Entre le stand de jambon et le stand de macaron, le spectre de l’inflation


Porte de Versailles à Paris

Après trois ans d’absence pour cause de Covid-19, la foire de Paris fait son grand retour depuis jeudi. Bien sûr, il y a aussi de grands stands. Dites adieu aux masques et au confinement et dites bonjour au jambon corse, à l’huile d’olive de Provence, au caramel au beurre salé de Bretagne ou au nougat de Montélimar. Très bon produit odorant dans notre région.
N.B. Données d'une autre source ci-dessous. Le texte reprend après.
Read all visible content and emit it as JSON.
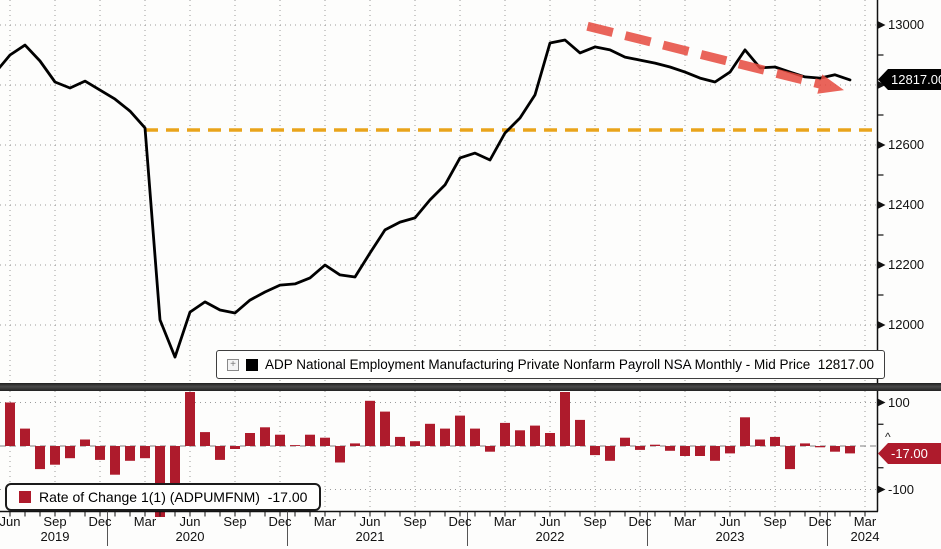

Mais derrière cette garniture de papilles fondantes, de sourires et de dégustations gratuites, un mot traverse l’esprit de tous les artisans : l’inflation. Selon les données de l’INSEE, la proportion a atteint 4,8 % en avril, avec l’industrie alimentaire à 3,8 %. La hausse se poursuivra car la Banque mondiale estime que les prix des denrées alimentaires devraient rester élevés jusqu’en 2024 au moins.
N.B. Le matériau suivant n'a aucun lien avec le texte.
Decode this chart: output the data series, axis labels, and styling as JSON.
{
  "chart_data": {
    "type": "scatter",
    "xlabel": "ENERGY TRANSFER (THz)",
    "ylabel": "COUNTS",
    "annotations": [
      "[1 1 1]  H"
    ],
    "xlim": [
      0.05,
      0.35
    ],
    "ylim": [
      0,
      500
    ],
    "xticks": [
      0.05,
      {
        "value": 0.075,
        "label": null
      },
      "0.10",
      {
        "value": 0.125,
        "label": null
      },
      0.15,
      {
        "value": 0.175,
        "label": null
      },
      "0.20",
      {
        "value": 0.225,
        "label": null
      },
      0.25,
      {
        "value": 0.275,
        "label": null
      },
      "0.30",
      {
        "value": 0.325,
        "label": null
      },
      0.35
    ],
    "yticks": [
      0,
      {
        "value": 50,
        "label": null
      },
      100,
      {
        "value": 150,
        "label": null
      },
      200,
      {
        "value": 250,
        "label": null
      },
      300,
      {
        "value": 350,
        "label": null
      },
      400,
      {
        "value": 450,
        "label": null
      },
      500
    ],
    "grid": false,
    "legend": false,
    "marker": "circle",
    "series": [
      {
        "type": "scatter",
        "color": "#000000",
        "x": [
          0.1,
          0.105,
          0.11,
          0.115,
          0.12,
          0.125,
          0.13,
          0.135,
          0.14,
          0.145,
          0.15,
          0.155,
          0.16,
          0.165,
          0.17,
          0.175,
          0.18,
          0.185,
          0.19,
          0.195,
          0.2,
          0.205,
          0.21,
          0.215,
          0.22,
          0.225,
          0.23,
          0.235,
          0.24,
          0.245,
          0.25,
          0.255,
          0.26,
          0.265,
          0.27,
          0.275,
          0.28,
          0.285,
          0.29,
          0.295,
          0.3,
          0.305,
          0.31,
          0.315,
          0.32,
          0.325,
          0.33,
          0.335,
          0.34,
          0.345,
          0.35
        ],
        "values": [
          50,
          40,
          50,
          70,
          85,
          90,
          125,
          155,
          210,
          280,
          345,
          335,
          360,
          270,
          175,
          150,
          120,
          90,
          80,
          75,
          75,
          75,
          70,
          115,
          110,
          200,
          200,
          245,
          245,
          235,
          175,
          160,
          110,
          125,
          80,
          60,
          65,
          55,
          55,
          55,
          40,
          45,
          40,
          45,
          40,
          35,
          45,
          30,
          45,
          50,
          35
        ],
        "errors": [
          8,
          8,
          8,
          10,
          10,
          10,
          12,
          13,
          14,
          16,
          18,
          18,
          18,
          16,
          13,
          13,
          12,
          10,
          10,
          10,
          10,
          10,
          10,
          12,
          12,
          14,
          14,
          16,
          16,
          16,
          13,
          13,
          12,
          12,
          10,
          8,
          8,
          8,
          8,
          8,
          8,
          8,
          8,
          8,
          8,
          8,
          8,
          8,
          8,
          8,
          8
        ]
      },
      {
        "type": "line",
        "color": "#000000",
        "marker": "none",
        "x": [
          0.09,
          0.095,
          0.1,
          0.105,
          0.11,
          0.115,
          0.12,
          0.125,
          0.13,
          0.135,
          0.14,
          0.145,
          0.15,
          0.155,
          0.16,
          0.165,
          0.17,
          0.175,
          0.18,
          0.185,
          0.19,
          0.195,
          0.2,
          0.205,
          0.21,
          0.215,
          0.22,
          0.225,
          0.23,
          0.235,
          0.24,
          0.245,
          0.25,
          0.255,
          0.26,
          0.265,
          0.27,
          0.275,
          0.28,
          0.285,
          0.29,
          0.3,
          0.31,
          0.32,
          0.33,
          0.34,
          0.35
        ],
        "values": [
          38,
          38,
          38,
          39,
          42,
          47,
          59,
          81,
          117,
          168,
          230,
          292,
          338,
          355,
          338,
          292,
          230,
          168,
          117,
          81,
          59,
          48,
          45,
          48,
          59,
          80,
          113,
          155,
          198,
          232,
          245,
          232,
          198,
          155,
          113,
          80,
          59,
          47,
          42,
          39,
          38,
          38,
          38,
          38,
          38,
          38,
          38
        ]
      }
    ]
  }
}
Une inflation élevée comme aujourd’hui ne consiste pas seulement à vendre des produits plus chers… et des Français qui consomment moins. Toujours selon les données de l’INSEE, la consommation des ménages a baissé « significativement » de 1,3% en mars. « La baisse est principalement due à la baisse de la consommation alimentaire (-2,5%) et, dans une moindre mesure, de la consommation énergétique (-1,6%) », a noté le BES.

maudite inflation

Les Français vont-ils passer à une alimentation moins chère, quitte à abandonner les locaux et les artisans ? « L’inflation, on la supporte tellement bien, faut pas regarder les chiffres », soupirait Sébastien à la foire de Paris, maître nougatier. Carrefour vend 100 grammes de nougat à moins de 2 euros, moi j’en vends 7 pour 7. On peut C’est pas mieux. Évidemment, ce n’est pas du tout le même produit. Mais quand les gens n’ont pas d’argent, ils n’ont pas le choix. »
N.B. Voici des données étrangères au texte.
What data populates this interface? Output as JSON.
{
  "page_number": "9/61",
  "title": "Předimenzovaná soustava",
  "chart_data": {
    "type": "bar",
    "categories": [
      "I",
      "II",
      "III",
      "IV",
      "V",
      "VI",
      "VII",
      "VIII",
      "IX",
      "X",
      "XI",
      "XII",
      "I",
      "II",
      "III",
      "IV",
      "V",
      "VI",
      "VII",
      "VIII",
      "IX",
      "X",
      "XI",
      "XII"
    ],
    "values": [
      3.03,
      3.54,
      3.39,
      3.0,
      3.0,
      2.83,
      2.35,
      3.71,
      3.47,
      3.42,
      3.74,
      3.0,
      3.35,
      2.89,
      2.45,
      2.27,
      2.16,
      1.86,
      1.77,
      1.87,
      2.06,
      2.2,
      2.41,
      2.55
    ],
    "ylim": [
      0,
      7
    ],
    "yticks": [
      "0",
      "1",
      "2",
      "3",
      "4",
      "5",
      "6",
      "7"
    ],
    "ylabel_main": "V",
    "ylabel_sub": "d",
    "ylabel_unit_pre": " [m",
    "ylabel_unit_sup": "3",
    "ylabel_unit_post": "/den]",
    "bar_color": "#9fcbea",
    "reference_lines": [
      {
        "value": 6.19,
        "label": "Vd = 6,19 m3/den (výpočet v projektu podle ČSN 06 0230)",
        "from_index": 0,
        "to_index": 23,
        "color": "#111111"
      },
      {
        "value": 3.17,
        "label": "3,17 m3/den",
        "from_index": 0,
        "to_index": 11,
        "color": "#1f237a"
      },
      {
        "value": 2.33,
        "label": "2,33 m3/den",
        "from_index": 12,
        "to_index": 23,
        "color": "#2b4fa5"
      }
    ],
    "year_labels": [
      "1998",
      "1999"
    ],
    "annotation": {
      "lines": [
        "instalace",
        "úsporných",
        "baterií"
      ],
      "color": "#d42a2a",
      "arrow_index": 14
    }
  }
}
Sandrine avait la même tristesse, avec son étal proposant de délicieux jambons et fromages de Bayonne. Les temps sont durs et loin des promesses que l’on avait faites lors de la première levée des restrictions : « Tout ce discours sur les circuits courts, la bonne bouffe, les produits locaux… On s’attend à être fous dans les années qui suivront cette prise de conscience ». La guerre en Ukraine, la hausse des prix et l’inquiétude des Français quant à l’avenir s’ensuivirent. « Nous, comme tout le monde, avions de grands espoirs pour le célèbre monde d’après. Au final, ça s’est avéré pire qu’avant », haleta l’artisan.

Ajustez votre stratégie

Alors que faire? La solution la plus évidente est de combattre le mal en baissant les prix. L’expert en viande corse Maxence a imploré que le prix unitaire du produit était inférieur à l’offre promotionnelle. Pour 20 euros, vous pouvez acheter toutes sortes de saucisses sur l’île. Bon pour nos estomacs, certes, mais qu’en est-il de lui ? « Nos bénéfices sont faibles, mais les ventes et la démonstration sont importantes. Les temps seront meilleurs et nous nous en tiendrons. »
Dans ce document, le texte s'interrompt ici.